Hours after Issa’s hearing, a federal judge overseeing a second suit challenging the Trump administration’s firing of probationary employees declined to extend his injunction nationwide and only applied it to the 19 Democratic-led states that are suing.

“Not every state joined this lawsuit — thirty-one did not. It is sometimes appropriate — even necessary — for courts to issue nationwide injunctions stopping unlawful actions of the Government. But those instances are rare, and this case is not one of them,” wrote U.S. District Judge James Bredar, an Obama appointee in the U.S. District Court for Maryland.

For his part, Grassley acknowledged that lawmakers often cheer injunctions placed on policies of the president of the opposing party.
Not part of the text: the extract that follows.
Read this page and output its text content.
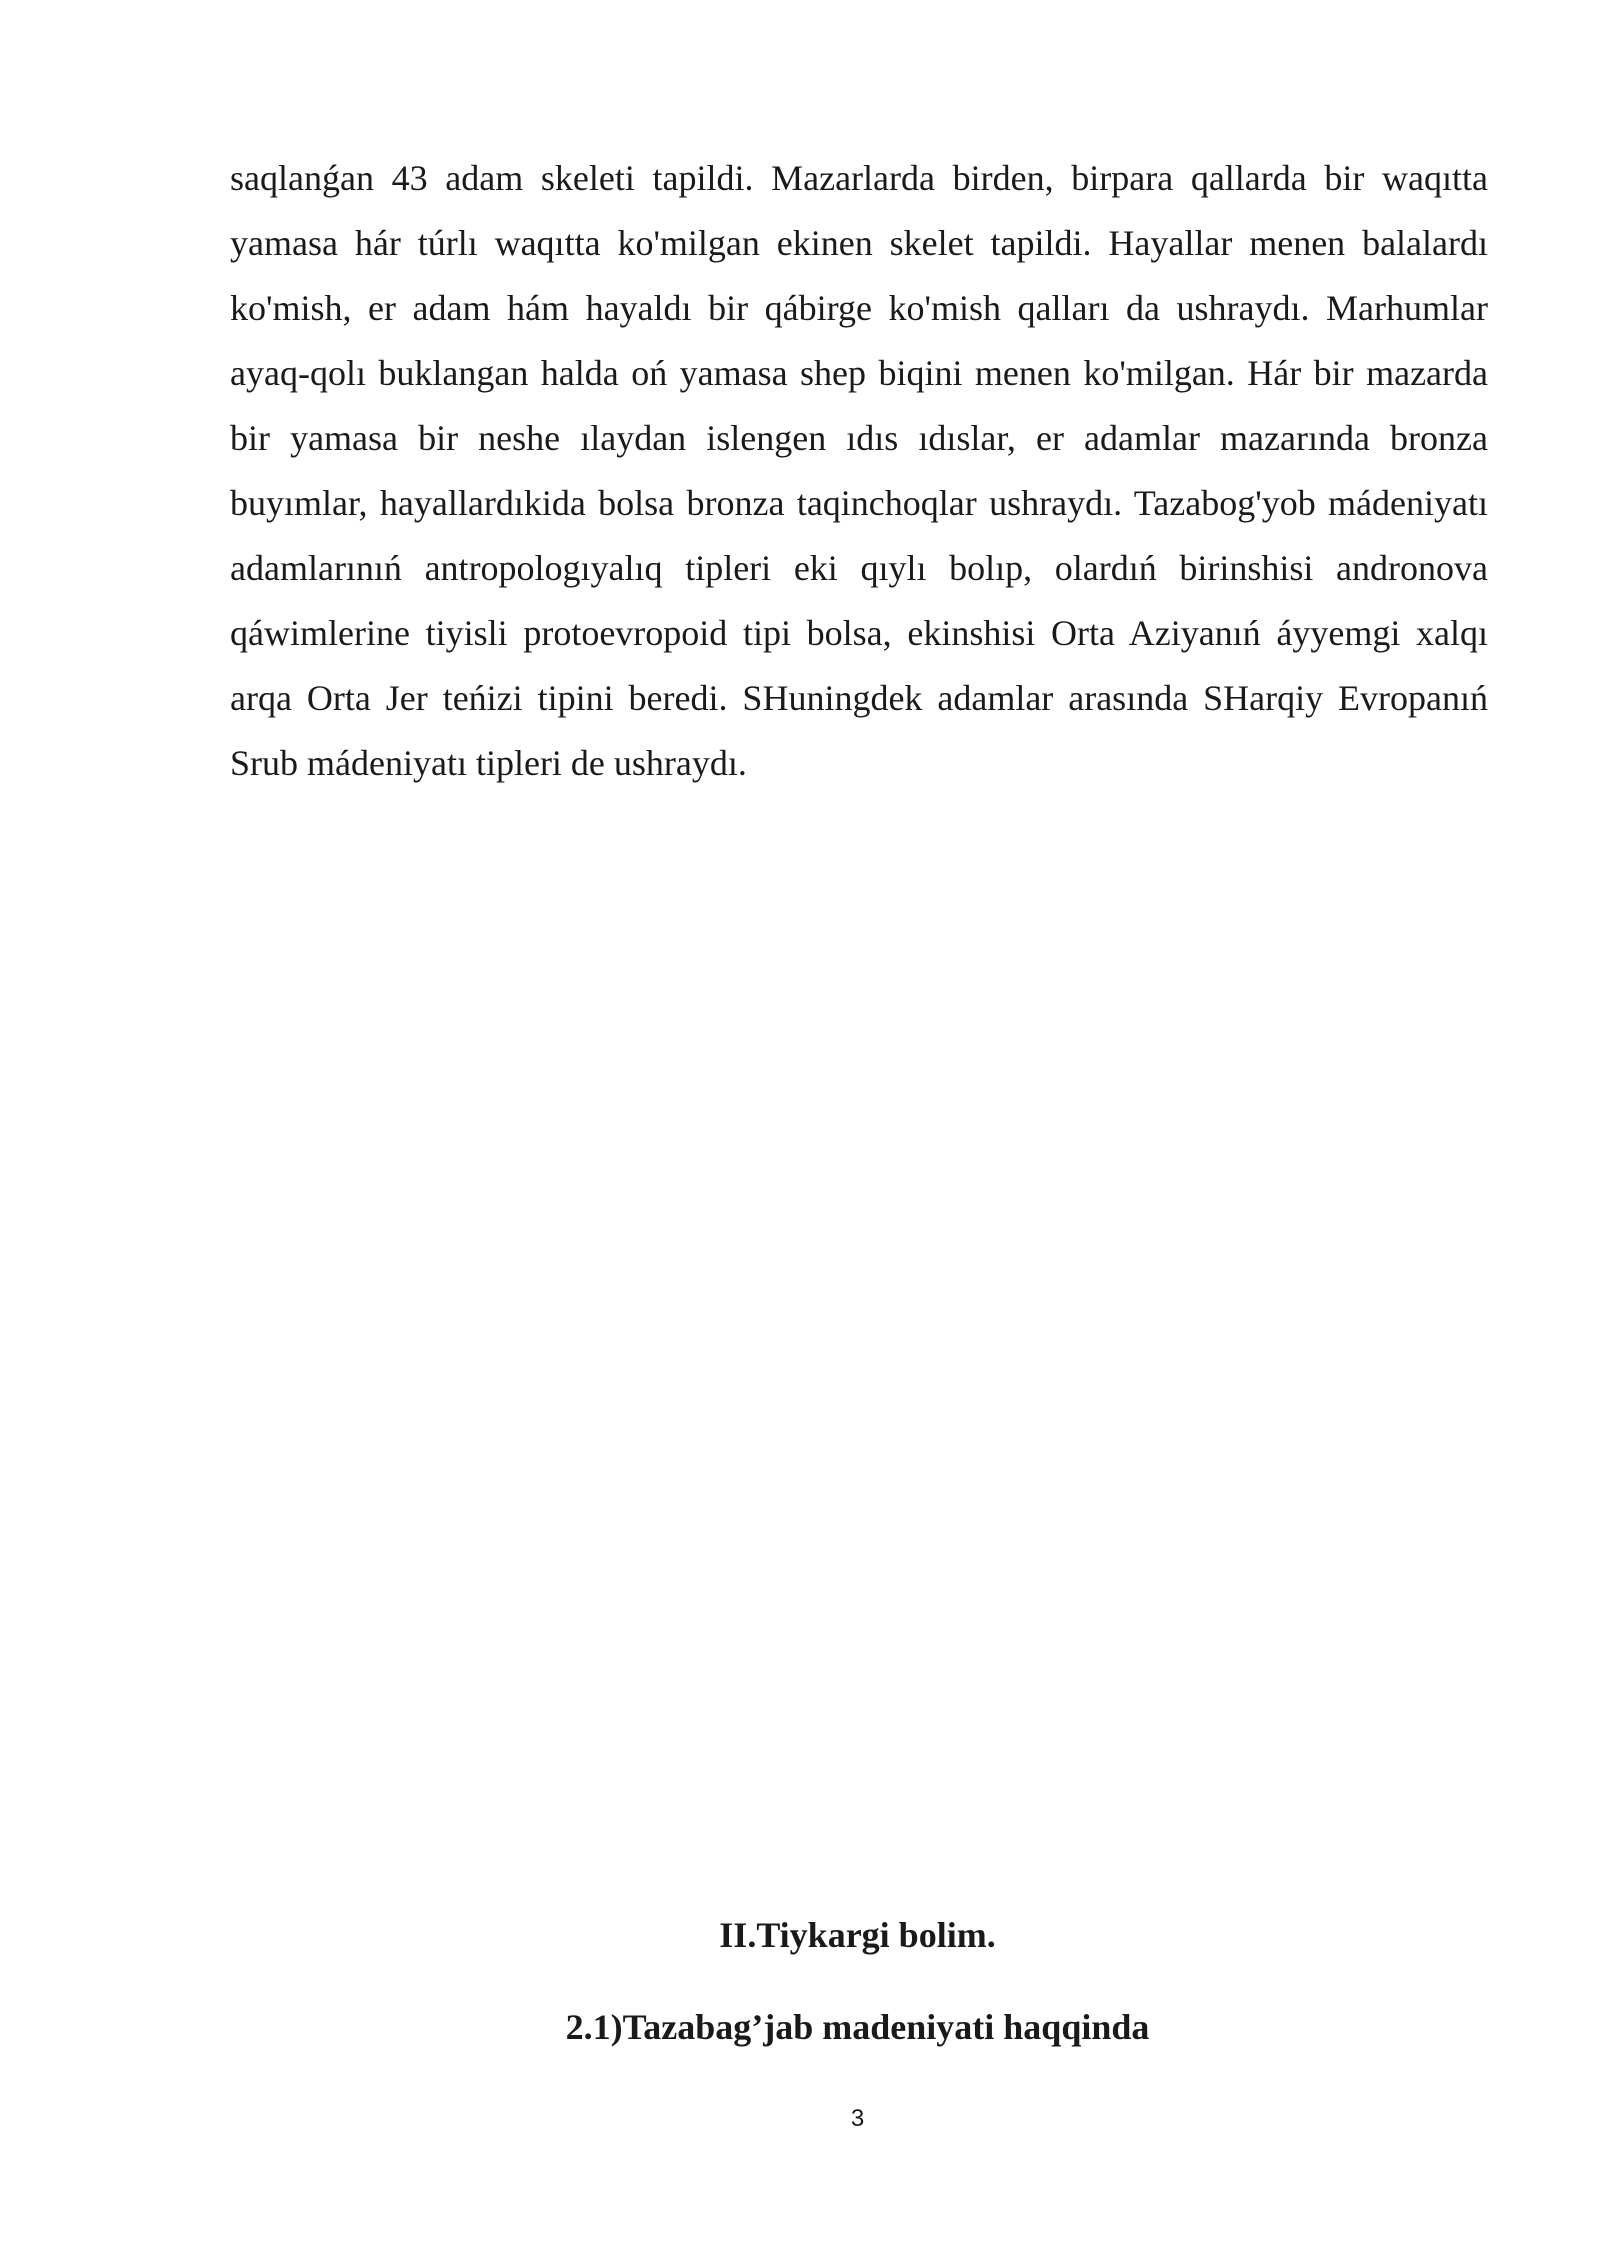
saqlanǵan 43 adam skeleti tapildi. Mazarlarda birden, birpara qallarda bir waqıtta yamasa hár túrlı waqıtta ko'milgan ekinen skelet tapildi. Hayallar menen balalardı ko'mish, er adam hám hayaldı bir qábirge ko'mish qalları da ushraydı. Marhumlar ayaq-qolı buklangan halda oń yamasa shep biqini menen ko'milgan. Hár bir mazarda bir yamasa bir neshe ılaydan islengen ıdıs ıdıslar, er adamlar mazarında bronza buyımlar, hayallardıkida bolsa bronza taqinchoqlar ushraydı. Tazabog'yob mádeniyatı adamlarınıń antropologıyalıq tipleri eki qıylı bolıp, olardıń birinshisi andronova qáwimlerine tiyisli protoevropoid tipi bolsa, ekinshisi Orta Aziyanıń áyyemgi xalqı arqa Orta Jer teńizi tipini beredi. SHuningdek adamlar arasında SHarqiy Evropanıń Srub mádeniyatı tipleri de ushraydı.

II.Tiykargi bolim.
2.1)Tazabag’jab madeniyati haqqinda
3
“Most of us in this room have at various times supported or opposed universal injunctions. My fellow Republicans and I sometimes like them when there's a Democratic president, and my Democratic colleagues probably like them right now, even though they criticized them a few months ago under President Biden,” he said.

“Too often we accept politics over principle, but the truth is that we all know this isn't how government and the judiciary should operate.”

But Durbin questioned the timing of the GOPs focus on injunctions.

“I'm happy to discuss the legal and practical implications of nationwide injunctions, but as I've said many times before we cannot have one set of rules for Republicans and another set of rules for Democrats,” he said.

“Any legislation on this topic must be based on the merits, not political expediency.”